Luke Dunstan, Boat Repair, Bristol 

How would you describe yourself? 

I’m passionate about the marine environment, the sea and Bristol City Docks. I’ve been involved in boats, ships, sailing boats and yachts all my life. I’m the Director of Bristol Packet Boat Trips, a trip boat company that operates out of Bristol City Docks. We operate five passenger boats of various ages, the oldest being the Tower Belle which is 102 years old. We have a narrow boat, the Redshank built in 1936. Our most recent boat was designed and built by ourselves in 2013.

What role does the repair of objects & materials play in your life?

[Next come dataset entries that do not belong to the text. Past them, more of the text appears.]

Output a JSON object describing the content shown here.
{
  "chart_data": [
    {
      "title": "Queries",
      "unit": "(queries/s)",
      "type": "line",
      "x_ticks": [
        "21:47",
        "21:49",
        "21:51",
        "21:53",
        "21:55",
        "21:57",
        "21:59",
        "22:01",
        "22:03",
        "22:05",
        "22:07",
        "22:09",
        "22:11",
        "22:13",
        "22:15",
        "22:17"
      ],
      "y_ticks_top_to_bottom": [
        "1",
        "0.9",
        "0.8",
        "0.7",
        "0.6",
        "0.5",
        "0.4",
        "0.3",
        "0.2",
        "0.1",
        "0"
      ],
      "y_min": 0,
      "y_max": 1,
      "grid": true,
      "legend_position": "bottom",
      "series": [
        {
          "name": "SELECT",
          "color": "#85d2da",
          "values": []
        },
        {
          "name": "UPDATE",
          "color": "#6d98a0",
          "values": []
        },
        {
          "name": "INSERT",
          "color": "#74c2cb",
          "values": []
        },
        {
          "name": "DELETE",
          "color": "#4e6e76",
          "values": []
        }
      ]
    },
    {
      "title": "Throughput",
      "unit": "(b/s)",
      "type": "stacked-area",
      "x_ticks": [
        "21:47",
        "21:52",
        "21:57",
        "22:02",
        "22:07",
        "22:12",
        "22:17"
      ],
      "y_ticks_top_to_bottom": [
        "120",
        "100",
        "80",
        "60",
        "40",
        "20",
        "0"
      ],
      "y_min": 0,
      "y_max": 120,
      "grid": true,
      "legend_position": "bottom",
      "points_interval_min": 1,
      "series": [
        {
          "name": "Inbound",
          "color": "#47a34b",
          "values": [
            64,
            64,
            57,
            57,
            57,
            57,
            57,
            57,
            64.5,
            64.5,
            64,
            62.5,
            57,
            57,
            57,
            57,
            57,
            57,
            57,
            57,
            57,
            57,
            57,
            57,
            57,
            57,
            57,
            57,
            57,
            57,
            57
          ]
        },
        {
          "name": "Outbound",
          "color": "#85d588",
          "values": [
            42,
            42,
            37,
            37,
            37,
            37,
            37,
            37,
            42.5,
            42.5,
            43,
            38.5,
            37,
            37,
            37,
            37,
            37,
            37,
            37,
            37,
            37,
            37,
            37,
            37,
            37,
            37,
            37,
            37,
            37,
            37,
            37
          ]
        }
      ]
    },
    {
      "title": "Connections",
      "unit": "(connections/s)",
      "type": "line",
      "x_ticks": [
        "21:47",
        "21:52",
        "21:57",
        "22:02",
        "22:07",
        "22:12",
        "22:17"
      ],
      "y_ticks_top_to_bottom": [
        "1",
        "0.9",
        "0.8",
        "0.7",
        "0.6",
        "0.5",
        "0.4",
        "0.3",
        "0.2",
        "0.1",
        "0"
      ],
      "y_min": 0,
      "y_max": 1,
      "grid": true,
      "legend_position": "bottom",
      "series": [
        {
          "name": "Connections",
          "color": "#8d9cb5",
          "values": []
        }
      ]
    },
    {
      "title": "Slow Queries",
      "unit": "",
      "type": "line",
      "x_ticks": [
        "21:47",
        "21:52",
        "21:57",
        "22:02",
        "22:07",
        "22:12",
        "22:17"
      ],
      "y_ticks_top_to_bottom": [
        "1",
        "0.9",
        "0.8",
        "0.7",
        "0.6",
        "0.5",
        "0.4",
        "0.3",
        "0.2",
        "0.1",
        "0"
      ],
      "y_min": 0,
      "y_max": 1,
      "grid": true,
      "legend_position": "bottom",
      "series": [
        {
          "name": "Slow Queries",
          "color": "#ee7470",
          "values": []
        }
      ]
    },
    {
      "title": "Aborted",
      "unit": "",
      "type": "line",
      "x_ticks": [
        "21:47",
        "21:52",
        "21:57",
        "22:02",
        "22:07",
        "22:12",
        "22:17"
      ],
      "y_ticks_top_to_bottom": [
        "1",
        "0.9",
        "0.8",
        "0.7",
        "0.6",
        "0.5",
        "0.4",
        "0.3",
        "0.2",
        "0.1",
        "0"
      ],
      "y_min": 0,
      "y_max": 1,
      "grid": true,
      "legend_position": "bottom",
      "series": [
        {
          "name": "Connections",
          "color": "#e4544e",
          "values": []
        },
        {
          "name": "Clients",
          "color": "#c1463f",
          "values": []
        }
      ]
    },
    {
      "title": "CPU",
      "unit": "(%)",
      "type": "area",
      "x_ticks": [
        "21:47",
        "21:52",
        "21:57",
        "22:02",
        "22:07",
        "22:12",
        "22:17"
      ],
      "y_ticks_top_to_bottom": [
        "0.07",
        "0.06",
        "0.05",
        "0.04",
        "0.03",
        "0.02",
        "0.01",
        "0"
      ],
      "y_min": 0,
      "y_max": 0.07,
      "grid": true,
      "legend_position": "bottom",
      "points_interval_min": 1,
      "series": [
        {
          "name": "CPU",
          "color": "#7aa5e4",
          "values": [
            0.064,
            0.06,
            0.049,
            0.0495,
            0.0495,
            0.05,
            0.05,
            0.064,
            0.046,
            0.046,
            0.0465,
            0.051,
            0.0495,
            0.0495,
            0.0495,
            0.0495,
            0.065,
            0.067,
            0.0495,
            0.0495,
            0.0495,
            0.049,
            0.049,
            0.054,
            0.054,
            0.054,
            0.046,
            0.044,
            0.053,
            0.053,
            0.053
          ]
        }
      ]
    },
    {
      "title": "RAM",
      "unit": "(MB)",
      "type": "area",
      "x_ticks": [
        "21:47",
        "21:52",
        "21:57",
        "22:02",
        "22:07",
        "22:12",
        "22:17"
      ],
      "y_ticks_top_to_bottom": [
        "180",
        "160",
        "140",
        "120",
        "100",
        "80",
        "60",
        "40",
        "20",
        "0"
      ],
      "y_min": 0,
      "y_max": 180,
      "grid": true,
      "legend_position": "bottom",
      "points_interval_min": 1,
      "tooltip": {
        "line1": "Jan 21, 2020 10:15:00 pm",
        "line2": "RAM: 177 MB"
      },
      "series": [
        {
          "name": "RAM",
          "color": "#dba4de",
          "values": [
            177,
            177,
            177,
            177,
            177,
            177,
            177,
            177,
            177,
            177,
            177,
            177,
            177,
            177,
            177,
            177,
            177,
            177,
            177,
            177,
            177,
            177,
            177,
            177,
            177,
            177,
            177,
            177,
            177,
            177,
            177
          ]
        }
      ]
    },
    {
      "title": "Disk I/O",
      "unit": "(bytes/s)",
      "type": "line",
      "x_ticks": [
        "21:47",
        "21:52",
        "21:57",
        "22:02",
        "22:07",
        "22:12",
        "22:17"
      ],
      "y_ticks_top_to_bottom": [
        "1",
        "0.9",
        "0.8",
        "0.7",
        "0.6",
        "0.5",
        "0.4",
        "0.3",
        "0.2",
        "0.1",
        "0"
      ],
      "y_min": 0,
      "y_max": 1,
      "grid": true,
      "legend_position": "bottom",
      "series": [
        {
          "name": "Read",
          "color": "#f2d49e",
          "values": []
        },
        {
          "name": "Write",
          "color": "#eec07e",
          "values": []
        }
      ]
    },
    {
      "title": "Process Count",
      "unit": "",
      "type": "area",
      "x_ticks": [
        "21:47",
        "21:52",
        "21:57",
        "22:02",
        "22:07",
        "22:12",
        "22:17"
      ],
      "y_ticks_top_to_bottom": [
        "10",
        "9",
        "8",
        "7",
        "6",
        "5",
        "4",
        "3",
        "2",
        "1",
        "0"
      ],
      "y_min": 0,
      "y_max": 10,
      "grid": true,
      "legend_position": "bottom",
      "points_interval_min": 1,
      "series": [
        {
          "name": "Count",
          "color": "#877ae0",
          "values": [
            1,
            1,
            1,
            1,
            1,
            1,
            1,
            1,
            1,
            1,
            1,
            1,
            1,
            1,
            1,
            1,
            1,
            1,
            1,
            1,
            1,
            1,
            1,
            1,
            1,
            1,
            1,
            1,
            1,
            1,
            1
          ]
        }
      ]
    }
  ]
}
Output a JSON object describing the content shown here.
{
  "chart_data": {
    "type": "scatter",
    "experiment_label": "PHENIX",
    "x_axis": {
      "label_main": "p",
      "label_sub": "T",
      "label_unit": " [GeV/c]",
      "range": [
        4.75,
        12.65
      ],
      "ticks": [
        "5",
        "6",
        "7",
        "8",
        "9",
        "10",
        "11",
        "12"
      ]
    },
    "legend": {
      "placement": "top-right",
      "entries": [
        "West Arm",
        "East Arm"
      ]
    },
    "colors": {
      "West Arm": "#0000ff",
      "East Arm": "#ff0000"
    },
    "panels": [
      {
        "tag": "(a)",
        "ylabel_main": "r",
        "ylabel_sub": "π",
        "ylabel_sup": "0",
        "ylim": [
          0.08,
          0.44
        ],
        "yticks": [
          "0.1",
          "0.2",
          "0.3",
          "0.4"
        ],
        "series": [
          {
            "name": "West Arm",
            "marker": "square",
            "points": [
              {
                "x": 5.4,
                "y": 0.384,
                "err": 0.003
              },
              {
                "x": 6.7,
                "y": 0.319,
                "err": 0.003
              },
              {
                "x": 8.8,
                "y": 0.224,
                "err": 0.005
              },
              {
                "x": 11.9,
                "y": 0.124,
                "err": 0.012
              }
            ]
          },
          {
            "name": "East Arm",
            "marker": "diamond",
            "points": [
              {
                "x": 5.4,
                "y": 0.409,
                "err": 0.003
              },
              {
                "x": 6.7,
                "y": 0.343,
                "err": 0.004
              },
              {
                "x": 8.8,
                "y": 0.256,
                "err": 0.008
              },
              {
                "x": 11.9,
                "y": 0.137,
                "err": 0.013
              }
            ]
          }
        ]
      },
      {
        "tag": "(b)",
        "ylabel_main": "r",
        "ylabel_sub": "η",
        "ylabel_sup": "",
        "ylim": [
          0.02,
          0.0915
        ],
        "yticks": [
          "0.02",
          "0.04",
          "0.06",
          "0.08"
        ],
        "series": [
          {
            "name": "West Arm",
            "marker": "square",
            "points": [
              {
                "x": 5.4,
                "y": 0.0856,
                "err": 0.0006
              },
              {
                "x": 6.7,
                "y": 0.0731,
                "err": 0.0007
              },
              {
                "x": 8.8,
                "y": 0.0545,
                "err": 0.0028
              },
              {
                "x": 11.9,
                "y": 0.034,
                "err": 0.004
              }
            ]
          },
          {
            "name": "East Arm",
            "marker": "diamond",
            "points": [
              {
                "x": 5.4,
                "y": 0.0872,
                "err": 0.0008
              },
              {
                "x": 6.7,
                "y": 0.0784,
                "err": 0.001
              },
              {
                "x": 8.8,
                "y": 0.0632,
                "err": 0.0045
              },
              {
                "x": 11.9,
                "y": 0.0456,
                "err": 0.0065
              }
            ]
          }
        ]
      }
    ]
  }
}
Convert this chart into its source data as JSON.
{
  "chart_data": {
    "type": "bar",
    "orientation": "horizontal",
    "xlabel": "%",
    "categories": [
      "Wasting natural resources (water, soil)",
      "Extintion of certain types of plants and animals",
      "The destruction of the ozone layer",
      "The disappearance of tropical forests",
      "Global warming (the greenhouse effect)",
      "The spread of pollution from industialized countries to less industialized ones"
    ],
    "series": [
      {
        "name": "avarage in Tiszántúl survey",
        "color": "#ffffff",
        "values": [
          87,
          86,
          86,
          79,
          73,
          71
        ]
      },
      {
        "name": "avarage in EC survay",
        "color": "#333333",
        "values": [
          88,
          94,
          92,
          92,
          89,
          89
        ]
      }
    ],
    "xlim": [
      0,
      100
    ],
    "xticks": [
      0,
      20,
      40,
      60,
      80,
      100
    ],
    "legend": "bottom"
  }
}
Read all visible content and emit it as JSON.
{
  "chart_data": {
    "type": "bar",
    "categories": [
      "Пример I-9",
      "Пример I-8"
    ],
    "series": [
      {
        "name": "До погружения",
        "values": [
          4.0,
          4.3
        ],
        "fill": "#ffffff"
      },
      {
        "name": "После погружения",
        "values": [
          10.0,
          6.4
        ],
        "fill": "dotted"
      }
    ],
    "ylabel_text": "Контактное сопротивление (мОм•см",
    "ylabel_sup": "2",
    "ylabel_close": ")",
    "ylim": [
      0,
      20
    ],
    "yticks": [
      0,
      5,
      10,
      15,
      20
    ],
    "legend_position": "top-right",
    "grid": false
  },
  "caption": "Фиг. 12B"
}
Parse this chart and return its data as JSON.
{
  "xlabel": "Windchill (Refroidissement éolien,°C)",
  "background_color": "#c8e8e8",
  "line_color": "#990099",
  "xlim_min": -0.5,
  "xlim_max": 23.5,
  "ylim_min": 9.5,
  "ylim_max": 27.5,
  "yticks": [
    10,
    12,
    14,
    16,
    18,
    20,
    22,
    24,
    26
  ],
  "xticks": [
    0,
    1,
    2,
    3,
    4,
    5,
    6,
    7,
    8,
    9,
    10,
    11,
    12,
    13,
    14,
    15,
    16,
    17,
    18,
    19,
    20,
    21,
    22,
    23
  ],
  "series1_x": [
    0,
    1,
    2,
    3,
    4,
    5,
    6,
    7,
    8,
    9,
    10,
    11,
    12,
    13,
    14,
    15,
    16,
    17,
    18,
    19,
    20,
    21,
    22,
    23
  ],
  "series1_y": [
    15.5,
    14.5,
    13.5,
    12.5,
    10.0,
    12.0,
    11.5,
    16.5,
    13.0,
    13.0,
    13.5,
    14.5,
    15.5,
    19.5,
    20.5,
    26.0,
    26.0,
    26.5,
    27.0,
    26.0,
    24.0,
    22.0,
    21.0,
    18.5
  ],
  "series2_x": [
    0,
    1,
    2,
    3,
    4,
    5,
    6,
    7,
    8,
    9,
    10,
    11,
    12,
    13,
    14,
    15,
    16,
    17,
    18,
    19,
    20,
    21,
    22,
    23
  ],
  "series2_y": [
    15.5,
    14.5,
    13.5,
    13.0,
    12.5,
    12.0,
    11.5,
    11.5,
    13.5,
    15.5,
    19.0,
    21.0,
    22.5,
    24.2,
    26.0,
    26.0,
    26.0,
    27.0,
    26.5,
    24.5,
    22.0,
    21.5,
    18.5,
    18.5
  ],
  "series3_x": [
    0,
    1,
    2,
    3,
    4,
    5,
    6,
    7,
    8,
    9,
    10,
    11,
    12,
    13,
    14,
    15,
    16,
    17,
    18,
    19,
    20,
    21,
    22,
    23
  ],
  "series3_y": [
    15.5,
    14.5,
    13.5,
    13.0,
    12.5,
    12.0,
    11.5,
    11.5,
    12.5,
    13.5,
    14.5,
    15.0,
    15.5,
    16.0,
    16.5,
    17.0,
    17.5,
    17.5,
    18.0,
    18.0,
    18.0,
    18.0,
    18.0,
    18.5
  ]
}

Repair is essential to keep a safe ship, a safe boat. The marine environment is very challenging, as well as wear and tear from our passengers. All of our boats, no matter what age they are, need running repairs and maintenance to maintain their integrity and safety, especially the older ones. 

Our oldest boat, the Tower Belle, was built in Newcastle in the 1920s. It had been abandoned and lay derelict and unwanted until it was brought here in 1977, the Board of Trade surveyors passed the boat as sea worthy after a great deal of repair and restoration. It’s a continuous restoration project and needs constant maintenance to keep it up to the standards required for a passenger ship. Every year we have to pull it out of the water, sometimes replacing sections of the hull as the plate gets thinner over time.

The Board of Trade are now under the Marine and Coastguard Agency (MCA) they are the people who issue your licence to operate every year. It’s a bit like an MOT, I have to demonstrate that everything works and show the repairs and maintenance I have undertaken in the previous year. For all our boats.

Can you describe your repairing process?

There are always running repairs to do, we are continuously repairing and maintaining mechanical parts like pumps – fire pumps and bilge pumps, that need constant service because they have to be operational in case of a disaster – fire or taking on water. In case of fire either on your own boat or on the keyside. Also machinery such as winches, cranes, capstans. If you do a repair, you try to mitigate against it happening again by making it better for the future. For example by replacing broken windows with modern safety glass.

We do the major work – like hull replacement – in the off-season (winter). In the summer a repair would often involve working into the night because the boat has to go out again in the morning. 

Are spare parts easily available?

The only difficulty is that some parts are still measured in imperial, and we are trying to swap that out for metric. On the Tower Belle we have a lot of plumbing parts that are all imperial, so we need a set of metric spanners and a set of imperial spanners. Sometimes it might involve a bit of a bodge, you might need to use a lot of tape to get a metric to fit on an imperial, or the other way round. But over time you are trying to update all the systems.

Is there a community of repairers around the harbour?

It’s a working harbour so it has to have working facilities such as the dry-dock and all the people that run it. The yard where boats are pulled out of the water, the crane and crane operators. There are several fabricators and welders that are used for replacing hull, replacing deck, welding new bits of machinery. There’s a ship repair company called Mark Rolts shipyard; they do classic boats, and are mainly carpenters and shipwrights, working with wooden boats and doing wooden repairs. At the bottom end of the harbour at the Underfall Yard is the patent slip where you can pull a boat out of the water onto a slipway to work on it.  There are engineers and metal fabricators and wooden boatbuilders, a marine electrician. 

There’s a lot of repair work for people living in the harbour on boats; fixing heating, pumps, sanitary systems.

How do people train to do this work?

Usually people will have worked at sea, on cruise-ships or trained in the navy. They train sailors in the navy to be everything – a fire-fighter, a sailor, an engineer. The best education is to join the navy. There are people that have done apprenticeships in boat-building. One of the engineers here worked on The Balmoral. 

Can you tell us about something that you recently repaired?

We had to recently replace a bar on one of our boats. It used to have a bit of painted plywood where the sink was and we replaced that with a piece of quartz, so it will not have to be replaced again or in my lifetime anyway. So it’s an example of something we’ve improved.

Why do you think repair, care and maintenance is important? 

It’s the most important part of the business, if I didn’t do it I wouldn’t have a business. The other reason it’s important is to keep the heritage of the boats alive. We need to get away from this throwaway culture, it’s less taxing on the planet and on resources. 

If you could sum up your repair philosophy in a few words, what would it be?

It’s essential for safety. Lives and livelihoods depend on it.